While genomics holds a critical key to unraveling contributing genetic and non-genetic factors, data for Africa has until now been lacking, Hayes said.
The researchers, who included scientists from South Africa, Brazil, and Britain, used a process called whole-genome sequencing to map the genetic code of cancer cells. They will next work on environmental triggers for cancer.

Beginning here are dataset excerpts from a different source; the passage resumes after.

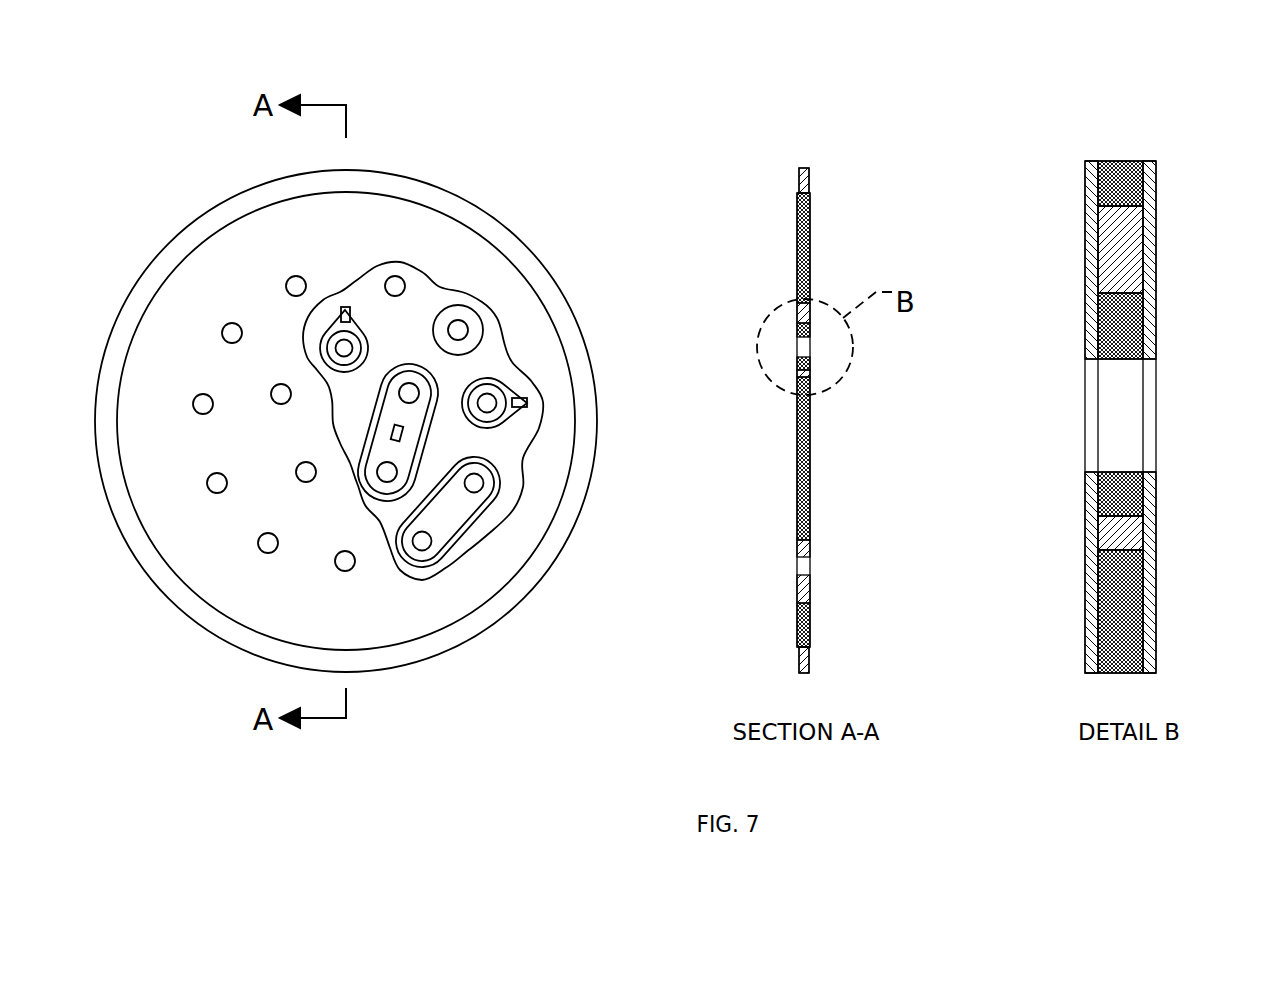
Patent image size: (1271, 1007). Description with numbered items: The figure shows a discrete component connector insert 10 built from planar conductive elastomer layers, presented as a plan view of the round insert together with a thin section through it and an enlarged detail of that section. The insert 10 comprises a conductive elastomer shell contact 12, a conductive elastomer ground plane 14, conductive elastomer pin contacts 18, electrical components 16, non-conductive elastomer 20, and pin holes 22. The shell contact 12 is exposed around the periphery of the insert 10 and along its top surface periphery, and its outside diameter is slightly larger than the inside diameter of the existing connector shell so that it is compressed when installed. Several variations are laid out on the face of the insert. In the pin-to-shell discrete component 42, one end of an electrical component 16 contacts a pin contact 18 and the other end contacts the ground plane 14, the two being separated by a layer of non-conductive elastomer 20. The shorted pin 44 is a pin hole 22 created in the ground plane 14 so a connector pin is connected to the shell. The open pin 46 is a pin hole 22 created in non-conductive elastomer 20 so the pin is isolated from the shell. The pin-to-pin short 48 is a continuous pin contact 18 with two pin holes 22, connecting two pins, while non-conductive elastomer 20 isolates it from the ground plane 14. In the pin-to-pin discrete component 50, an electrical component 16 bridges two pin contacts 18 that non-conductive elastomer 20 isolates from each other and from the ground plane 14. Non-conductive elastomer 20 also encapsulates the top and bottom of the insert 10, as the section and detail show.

The discrete component connector insert 10 is at (452, 386).
The conductive elastomer shell contact 12 is at (357, 436).
The conductive elastomer ground plane 14 is at (723, 392).
The electrical component 16 is at (668, 391).
The conductive elastomer pin contact 18 is at (663, 394).
The non-conductive elastomer 20 is at (649, 431).
The pin hole 22 is at (567, 417).
The pin-to-shell discrete component 42 is at (863, 417).
The shorted pin 44 is at (289, 190).
The open pin 46 is at (521, 287).
The pin-to-pin short 48 is at (490, 503).
The pin-to-pin discrete component 50 is at (493, 384).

They studied 183 untreated forms of prostate tumors from men in Australia, Brazil, and South Africa, and identified more than 2 million cancer-specific genomic variants.

“We found Africans to be impacted by a greater number and spectrum of acquired genetic alterations, with significant implications for ancestral consideration when managing and treating prostate cancer,” Hayes said.

USYD computational biologist Weerachai Jaratlerdsiri said the study revealed a “novel prostate cancer taxonomy which we then linked to different disease outcomes”.

As part of her doctoral work at USYD, Tingting Gong sifted through the genomic data for large changes in the structure of chromosomes.

Hayes said the research was a legacy of South Africa’s Archbishop Emeritus Desmond Tutu, who had his complete genome sequenced.

Tutu, who died of that cancer last year, was “an advocate for prostate cancer research in southern Africa… and the benefits that genomic medicine would offer all peoples,” said Hayes. “We hope this study is the first step to that realization.”